Le deuxième mouvement est celui de décentralisation de la société civile. Jusque là, des gatekeepers filtraient l’information et jouaient le rôle d’intermédiaire : les journalistes, les hommes politiques, les syndicalistes… Désormais, tout le monde peut parler avec tout le monde avec une présomption de compétence.

Vous écrivez que ce dataïsme offre une liberté vis-à-vis des corps intermédiaires. Pourtant, vous exposez bien la suprématie économique et politique des entreprises technologiques, devenues des « orchestrateurs ». Ne sont-ils pas les nouveaux organes intermédiaires incontournables ?

Dans le système précédent nous avions bâti un système de contre-pouvoirs basés sur la compétition. Les lois anti-monopole notamment empêchaient un acteur de devenir incontournable. Aujourd’hui, les orchestrateurs se trouvent en position de monopole selon la logique implacable du « winner takes it all », tandis que nous sommes noyés sous l’information.

La question clé est de savoir comment remettre de la concurrence, comment la data est remise à disposition d’autres agents économiques pour qu’eux aussi puissent l’exploiter et que l’on puisse conserver une option d’arbitrage.

Vous semblez ambivalent sur le rôle à jouer de l’Europe et semblez souscrire à l’adage « l’Amérique innove, l’Europe régule ». En tant que directeur de l’innovation d’une grande banque, qu’est-ce qui, dans l’AI Act actuel, bloque l’innovation selon vous ?

Tout d’abord, j’ai écrit ce livre en tant que citoyen et non en tant que banquier.

En Europe, on sait très bien innover. Notre problème est notre capacité d'écosystème : dans une Europe fragmentée, chacun a tendance à défendre ses champions.

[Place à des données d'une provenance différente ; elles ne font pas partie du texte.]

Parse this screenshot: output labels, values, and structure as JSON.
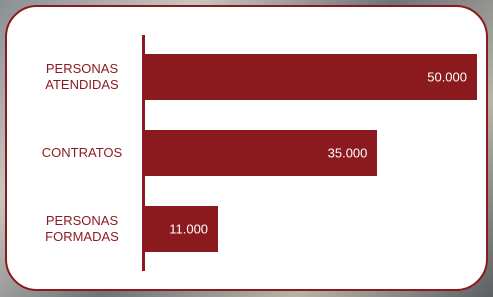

La réglementation européenne vient s’additionner à la réglementation nationale. Avoir une régulation qui protège le consommateur est un vrai plus mais dans un monde ultra concurrentiel et mondial, ces règles, qui ne s’appliquent pas à l’étranger, créent une barrière de plus. Il s’agit de trouver la juste mesure et s’assurer que les pays avec lesquels on commerce aient des règles comparables. Ce n’est qu’au niveau européen que l’on peut avoir ce poids pour porter, voire imposer, notre vision de comment faire société.

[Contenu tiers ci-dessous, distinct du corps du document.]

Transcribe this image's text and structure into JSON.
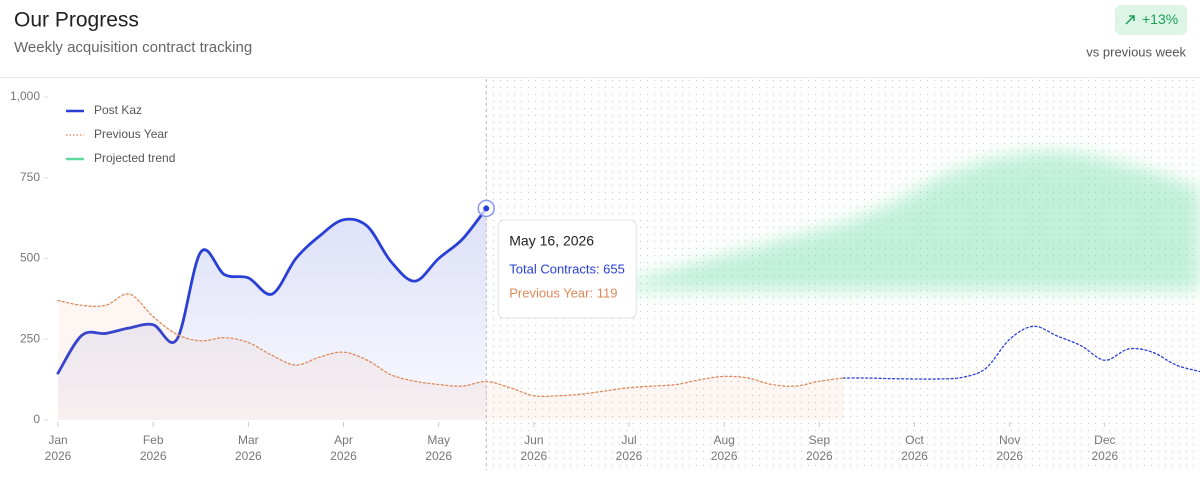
{
  "header": {
    "title": "Our Progress",
    "subtitle": "Weekly acquisition contract tracking",
    "badge": "+13%",
    "badge_caption": "vs previous week"
  },
  "chart_data": {
    "type": "line",
    "x": [
      1,
      1.25,
      1.5,
      1.75,
      2,
      2.25,
      2.5,
      2.75,
      3,
      3.25,
      3.5,
      3.75,
      4,
      4.25,
      4.5,
      4.75,
      5,
      5.25,
      5.5,
      5.75,
      6,
      6.25,
      6.5,
      6.75,
      7,
      7.25,
      7.5,
      7.75,
      8,
      8.25,
      8.5,
      8.75,
      9,
      9.25,
      9.5,
      9.75,
      10,
      10.25,
      10.5,
      10.75,
      11,
      11.25,
      11.5,
      11.75,
      12,
      12.25,
      12.5,
      12.75,
      13
    ],
    "xlim": [
      1,
      13
    ],
    "xticks": [
      {
        "value": 1,
        "label": "Jan 2026"
      },
      {
        "value": 2,
        "label": "Feb 2026"
      },
      {
        "value": 3,
        "label": "Mar 2026"
      },
      {
        "value": 4,
        "label": "Apr 2026"
      },
      {
        "value": 5,
        "label": "May 2026"
      },
      {
        "value": 6,
        "label": "Jun 2026"
      },
      {
        "value": 7,
        "label": "Jul 2026"
      },
      {
        "value": 8,
        "label": "Aug 2026"
      },
      {
        "value": 9,
        "label": "Sep 2026"
      },
      {
        "value": 10,
        "label": "Oct 2026"
      },
      {
        "value": 11,
        "label": "Nov 2026"
      },
      {
        "value": 12,
        "label": "Dec 2026"
      }
    ],
    "ylim": [
      0,
      1000
    ],
    "yticks": [
      0,
      250,
      500,
      750,
      {
        "value": 1000,
        "label": "1,000"
      }
    ],
    "series": [
      {
        "name": "Post Kaz",
        "color": "#2a3fd6",
        "values": [
          145,
          262,
          268,
          285,
          295,
          250,
          520,
          450,
          440,
          390,
          500,
          570,
          620,
          600,
          490,
          430,
          500,
          560,
          655,
          null,
          null,
          null,
          null,
          null,
          null,
          null,
          null,
          null,
          null,
          null,
          null,
          null,
          null,
          130,
          130,
          128,
          127,
          127,
          132,
          160,
          250,
          290,
          260,
          230,
          185,
          220,
          210,
          170,
          150
        ]
      },
      {
        "name": "Previous Year",
        "color": "#e0895a",
        "dashed": true,
        "values": [
          370,
          355,
          355,
          390,
          320,
          265,
          245,
          255,
          240,
          200,
          170,
          195,
          210,
          185,
          140,
          120,
          110,
          105,
          119,
          100,
          75,
          75,
          80,
          90,
          100,
          105,
          110,
          125,
          135,
          130,
          110,
          105,
          120,
          130,
          null,
          null,
          null,
          null,
          null,
          null,
          null,
          null,
          null,
          null,
          null,
          null,
          null,
          null,
          null
        ]
      },
      {
        "name": "Projected trend",
        "color": "#5fd9a0",
        "lower": [
          null,
          null,
          null,
          null,
          null,
          null,
          null,
          null,
          null,
          null,
          null,
          null,
          null,
          null,
          null,
          null,
          null,
          null,
          330,
          300,
          270,
          260,
          260,
          270,
          285,
          300,
          320,
          340,
          360,
          375,
          390,
          405,
          420,
          440,
          460,
          470,
          480,
          490,
          495,
          500,
          505,
          510,
          510,
          500,
          480,
          460,
          440,
          420,
          400
        ],
        "upper": [
          null,
          null,
          null,
          null,
          null,
          null,
          null,
          null,
          null,
          null,
          null,
          null,
          null,
          null,
          null,
          null,
          null,
          null,
          400,
          390,
          385,
          390,
          400,
          415,
          430,
          450,
          470,
          490,
          510,
          530,
          550,
          570,
          590,
          610,
          640,
          670,
          710,
          750,
          780,
          805,
          820,
          830,
          830,
          825,
          810,
          790,
          770,
          745,
          720
        ]
      }
    ],
    "tooltip": {
      "x": 5.5,
      "title": "May 16, 2026",
      "lines": [
        "Total Contracts: 655",
        "Previous Year: 119"
      ]
    }
  }
}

Vous prônez plus de transparence, en laissant notamment aux individus le choix des algorithmes qui les gouvernent. Est-ce possible, selon vous ?

Indirectement, c'est déjà le cas : quand vous choisissez X, vous savez que ses algorithmes sont plus permissifs que ceux de Google. Mais ce n’est pas transparent et ces algorithmes peuvent évoluer à travers le temps - on a vu l’exemple de Facebook, et son changement de modération après l’élection de Trump. L’algorithme est programmé malgré nous, or, il serait intéressant de comprendre les paramètres pris en compte et de pouvoir jouer dessus.

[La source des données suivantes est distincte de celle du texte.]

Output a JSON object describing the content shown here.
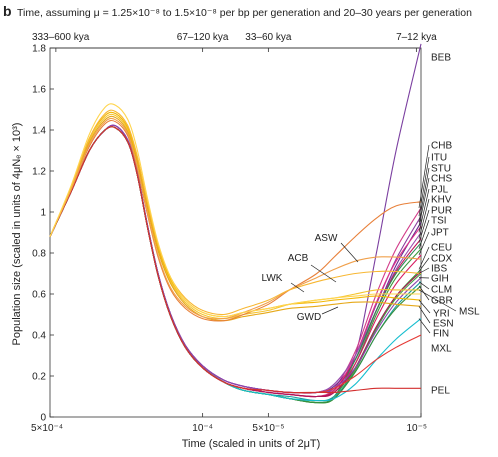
{
  "panel_letter": "b",
  "chart_data": {
    "type": "line",
    "title": "Time, assuming μ = 1.25×10⁻⁸ to 1.5×10⁻⁸ per bp per generation and 20–30 years per generation",
    "xlabel": "Time (scaled in units of 2μT)",
    "ylabel": "Population size (scaled in units of 4μNₑ × 10³)",
    "x_scale": "log",
    "x_reversed": true,
    "xlim": [
      0.0005,
      1e-05
    ],
    "ylim": [
      0,
      1.8
    ],
    "x_ticks": [
      {
        "value": 0.0005,
        "label": "5×10⁻⁴"
      },
      {
        "value": 0.0001,
        "label": "10⁻⁴"
      },
      {
        "value": 5e-05,
        "label": "5×10⁻⁵"
      },
      {
        "value": 1e-05,
        "label": "10⁻⁵"
      }
    ],
    "y_ticks": [
      0,
      0.2,
      0.4,
      0.6,
      0.8,
      1.0,
      1.2,
      1.4,
      1.6,
      1.8
    ],
    "y_tick_labels": [
      "0",
      "0.2",
      "0.4",
      "0.6",
      "0.8",
      "1",
      "1.2",
      "1.4",
      "1.6",
      "1.8"
    ],
    "top_axis_labels": [
      {
        "value": 0.00047,
        "label": "333–600 kya"
      },
      {
        "value": 0.0001,
        "label": "67–120 kya"
      },
      {
        "value": 5e-05,
        "label": "33–60 kya"
      },
      {
        "value": 1.05e-05,
        "label": "7–12 kya"
      }
    ],
    "x": [
      0.0005,
      0.0004,
      0.00033,
      0.00028,
      0.00025,
      0.00022,
      0.0002,
      0.00018,
      0.00016,
      0.00014,
      0.00012,
      0.0001,
      8e-05,
      6.5e-05,
      5e-05,
      4e-05,
      3e-05,
      2.5e-05,
      2e-05,
      1.6e-05,
      1.3e-05,
      1e-05
    ],
    "series": [
      {
        "name": "BEB",
        "color": "#7b3fa0",
        "values": [
          0.88,
          1.1,
          1.3,
          1.4,
          1.42,
          1.35,
          1.2,
          0.95,
          0.7,
          0.5,
          0.35,
          0.25,
          0.18,
          0.15,
          0.13,
          0.12,
          0.12,
          0.14,
          0.3,
          0.8,
          1.3,
          1.82
        ]
      },
      {
        "name": "CHB",
        "color": "#d23c8a",
        "values": [
          0.88,
          1.1,
          1.3,
          1.4,
          1.41,
          1.34,
          1.19,
          0.94,
          0.69,
          0.49,
          0.34,
          0.24,
          0.17,
          0.14,
          0.12,
          0.11,
          0.1,
          0.14,
          0.32,
          0.6,
          0.82,
          1.02
        ]
      },
      {
        "name": "ITU",
        "color": "#8b3a9e",
        "values": [
          0.88,
          1.1,
          1.3,
          1.4,
          1.42,
          1.35,
          1.2,
          0.95,
          0.7,
          0.5,
          0.35,
          0.25,
          0.18,
          0.15,
          0.13,
          0.12,
          0.12,
          0.16,
          0.3,
          0.55,
          0.77,
          0.98
        ]
      },
      {
        "name": "STU",
        "color": "#6a2d8f",
        "values": [
          0.88,
          1.1,
          1.3,
          1.4,
          1.42,
          1.35,
          1.2,
          0.95,
          0.7,
          0.5,
          0.35,
          0.25,
          0.18,
          0.15,
          0.13,
          0.12,
          0.12,
          0.15,
          0.28,
          0.52,
          0.74,
          0.95
        ]
      },
      {
        "name": "CHS",
        "color": "#e0308a",
        "values": [
          0.88,
          1.1,
          1.3,
          1.4,
          1.41,
          1.34,
          1.19,
          0.94,
          0.69,
          0.49,
          0.34,
          0.24,
          0.17,
          0.14,
          0.12,
          0.11,
          0.1,
          0.13,
          0.3,
          0.56,
          0.76,
          0.93
        ]
      },
      {
        "name": "PJL",
        "color": "#9b4fb0",
        "values": [
          0.88,
          1.1,
          1.3,
          1.4,
          1.42,
          1.35,
          1.2,
          0.95,
          0.7,
          0.5,
          0.35,
          0.25,
          0.18,
          0.15,
          0.13,
          0.12,
          0.12,
          0.16,
          0.3,
          0.52,
          0.72,
          0.9
        ]
      },
      {
        "name": "KHV",
        "color": "#c2185b",
        "values": [
          0.88,
          1.1,
          1.3,
          1.4,
          1.41,
          1.34,
          1.19,
          0.94,
          0.69,
          0.49,
          0.34,
          0.24,
          0.17,
          0.14,
          0.12,
          0.11,
          0.1,
          0.13,
          0.28,
          0.52,
          0.71,
          0.87
        ]
      },
      {
        "name": "PUR",
        "color": "#2e8b57",
        "values": [
          0.88,
          1.1,
          1.3,
          1.4,
          1.41,
          1.34,
          1.19,
          0.94,
          0.69,
          0.49,
          0.34,
          0.24,
          0.17,
          0.13,
          0.11,
          0.09,
          0.07,
          0.1,
          0.28,
          0.52,
          0.7,
          0.85
        ]
      },
      {
        "name": "TSI",
        "color": "#3c9a3c",
        "values": [
          0.88,
          1.1,
          1.3,
          1.4,
          1.41,
          1.34,
          1.19,
          0.94,
          0.69,
          0.49,
          0.34,
          0.24,
          0.17,
          0.13,
          0.11,
          0.09,
          0.08,
          0.1,
          0.26,
          0.5,
          0.68,
          0.82
        ]
      },
      {
        "name": "JPT",
        "color": "#d81b60",
        "values": [
          0.88,
          1.1,
          1.3,
          1.4,
          1.41,
          1.34,
          1.19,
          0.94,
          0.69,
          0.49,
          0.34,
          0.24,
          0.17,
          0.14,
          0.12,
          0.11,
          0.1,
          0.12,
          0.26,
          0.48,
          0.65,
          0.79
        ]
      },
      {
        "name": "CEU",
        "color": "#2ca02c",
        "values": [
          0.88,
          1.1,
          1.3,
          1.4,
          1.41,
          1.34,
          1.19,
          0.94,
          0.69,
          0.49,
          0.34,
          0.24,
          0.17,
          0.13,
          0.11,
          0.09,
          0.07,
          0.09,
          0.24,
          0.44,
          0.59,
          0.72
        ]
      },
      {
        "name": "CDX",
        "color": "#ad1457",
        "values": [
          0.88,
          1.1,
          1.3,
          1.4,
          1.41,
          1.34,
          1.19,
          0.94,
          0.69,
          0.49,
          0.34,
          0.24,
          0.17,
          0.14,
          0.12,
          0.11,
          0.1,
          0.12,
          0.24,
          0.44,
          0.59,
          0.71
        ]
      },
      {
        "name": "IBS",
        "color": "#43a047",
        "values": [
          0.88,
          1.1,
          1.3,
          1.4,
          1.41,
          1.34,
          1.19,
          0.94,
          0.69,
          0.49,
          0.34,
          0.24,
          0.17,
          0.13,
          0.11,
          0.09,
          0.07,
          0.09,
          0.23,
          0.43,
          0.58,
          0.7
        ]
      },
      {
        "name": "GIH",
        "color": "#8e44ad",
        "values": [
          0.88,
          1.1,
          1.3,
          1.4,
          1.42,
          1.35,
          1.2,
          0.95,
          0.7,
          0.5,
          0.35,
          0.25,
          0.18,
          0.15,
          0.13,
          0.12,
          0.12,
          0.14,
          0.24,
          0.42,
          0.56,
          0.68
        ]
      },
      {
        "name": "CLM",
        "color": "#1a9e9e",
        "values": [
          0.88,
          1.1,
          1.3,
          1.4,
          1.41,
          1.34,
          1.19,
          0.94,
          0.69,
          0.49,
          0.34,
          0.24,
          0.17,
          0.13,
          0.11,
          0.1,
          0.08,
          0.1,
          0.22,
          0.4,
          0.54,
          0.66
        ]
      },
      {
        "name": "GBR",
        "color": "#388e3c",
        "values": [
          0.88,
          1.1,
          1.3,
          1.4,
          1.41,
          1.34,
          1.19,
          0.94,
          0.69,
          0.49,
          0.34,
          0.24,
          0.17,
          0.13,
          0.11,
          0.09,
          0.07,
          0.09,
          0.22,
          0.4,
          0.53,
          0.64
        ]
      },
      {
        "name": "MSL",
        "color": "#f4c430",
        "values": [
          0.88,
          1.12,
          1.35,
          1.46,
          1.47,
          1.4,
          1.26,
          1.04,
          0.82,
          0.66,
          0.56,
          0.5,
          0.48,
          0.5,
          0.52,
          0.55,
          0.57,
          0.58,
          0.6,
          0.62,
          0.62,
          0.62
        ]
      },
      {
        "name": "YRI",
        "color": "#f2b705",
        "values": [
          0.88,
          1.12,
          1.36,
          1.47,
          1.48,
          1.41,
          1.27,
          1.05,
          0.83,
          0.67,
          0.57,
          0.51,
          0.49,
          0.51,
          0.53,
          0.55,
          0.56,
          0.57,
          0.58,
          0.59,
          0.58,
          0.57
        ]
      },
      {
        "name": "ESN",
        "color": "#e6a817",
        "values": [
          0.88,
          1.12,
          1.34,
          1.45,
          1.46,
          1.39,
          1.25,
          1.03,
          0.81,
          0.65,
          0.55,
          0.49,
          0.47,
          0.49,
          0.51,
          0.53,
          0.54,
          0.55,
          0.56,
          0.56,
          0.55,
          0.54
        ]
      },
      {
        "name": "FIN",
        "color": "#17becf",
        "values": [
          0.88,
          1.1,
          1.3,
          1.4,
          1.41,
          1.34,
          1.19,
          0.94,
          0.69,
          0.49,
          0.34,
          0.24,
          0.17,
          0.13,
          0.11,
          0.09,
          0.08,
          0.09,
          0.16,
          0.28,
          0.38,
          0.48
        ]
      },
      {
        "name": "MXL",
        "color": "#e53935",
        "values": [
          0.88,
          1.1,
          1.3,
          1.4,
          1.41,
          1.34,
          1.19,
          0.94,
          0.69,
          0.49,
          0.34,
          0.24,
          0.17,
          0.14,
          0.13,
          0.12,
          0.12,
          0.14,
          0.2,
          0.28,
          0.34,
          0.4
        ]
      },
      {
        "name": "PEL",
        "color": "#d32f2f",
        "values": [
          0.88,
          1.1,
          1.3,
          1.4,
          1.41,
          1.34,
          1.19,
          0.94,
          0.69,
          0.49,
          0.34,
          0.24,
          0.17,
          0.14,
          0.13,
          0.12,
          0.12,
          0.12,
          0.13,
          0.14,
          0.14,
          0.14
        ]
      },
      {
        "name": "ASW",
        "color": "#e8803a",
        "values": [
          0.88,
          1.11,
          1.32,
          1.43,
          1.44,
          1.37,
          1.22,
          1.0,
          0.78,
          0.62,
          0.53,
          0.48,
          0.47,
          0.5,
          0.55,
          0.62,
          0.7,
          0.78,
          0.88,
          0.97,
          1.03,
          1.05
        ]
      },
      {
        "name": "ACB",
        "color": "#f0a04b",
        "values": [
          0.88,
          1.11,
          1.33,
          1.44,
          1.45,
          1.38,
          1.23,
          1.01,
          0.79,
          0.63,
          0.54,
          0.49,
          0.48,
          0.51,
          0.56,
          0.62,
          0.68,
          0.72,
          0.76,
          0.78,
          0.78,
          0.77
        ]
      },
      {
        "name": "LWK",
        "color": "#f7b733",
        "values": [
          0.88,
          1.12,
          1.36,
          1.48,
          1.49,
          1.42,
          1.28,
          1.06,
          0.84,
          0.68,
          0.58,
          0.52,
          0.5,
          0.53,
          0.57,
          0.62,
          0.66,
          0.68,
          0.7,
          0.71,
          0.71,
          0.7
        ]
      },
      {
        "name": "GWD",
        "color": "#ffd54f",
        "values": [
          0.88,
          1.13,
          1.38,
          1.51,
          1.52,
          1.45,
          1.31,
          1.08,
          0.85,
          0.68,
          0.57,
          0.51,
          0.49,
          0.51,
          0.53,
          0.55,
          0.57,
          0.58,
          0.59,
          0.6,
          0.6,
          0.6
        ]
      }
    ],
    "annotations": [
      {
        "text": "ASW",
        "x": 3.3e-05,
        "y": 0.99
      },
      {
        "text": "ACB",
        "x": 4.1e-05,
        "y": 0.85
      },
      {
        "text": "LWK",
        "x": 5.8e-05,
        "y": 0.78
      },
      {
        "text": "GWD",
        "x": 3.6e-05,
        "y": 0.51
      }
    ],
    "right_labels": [
      "BEB",
      "CHB",
      "ITU",
      "STU",
      "CHS",
      "PJL",
      "KHV",
      "PUR",
      "TSI",
      "JPT",
      "CEU",
      "CDX",
      "IBS",
      "GIH",
      "CLM",
      "GBR",
      "MSL",
      "YRI",
      "ESN",
      "FIN",
      "MXL",
      "PEL"
    ],
    "grid": false,
    "legend": "none"
  }
}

De plus, les algorithmes ont tendance à nous conforter dans nos opinions. Ne faudrait-il pas nous pousser des opinions divergentes pour montrer qu’elles existent ou a minima nous laisser la main pour la paramétrer ? Je ne suis pas là pour trancher mais ces débats ne sont pas posés. Parmi les programmes des élections législatives de l’année dernière, aucun n’interrogeait la société que l’on souhaite construire, avec quels types d’algorithmes, pour quel libre arbitre.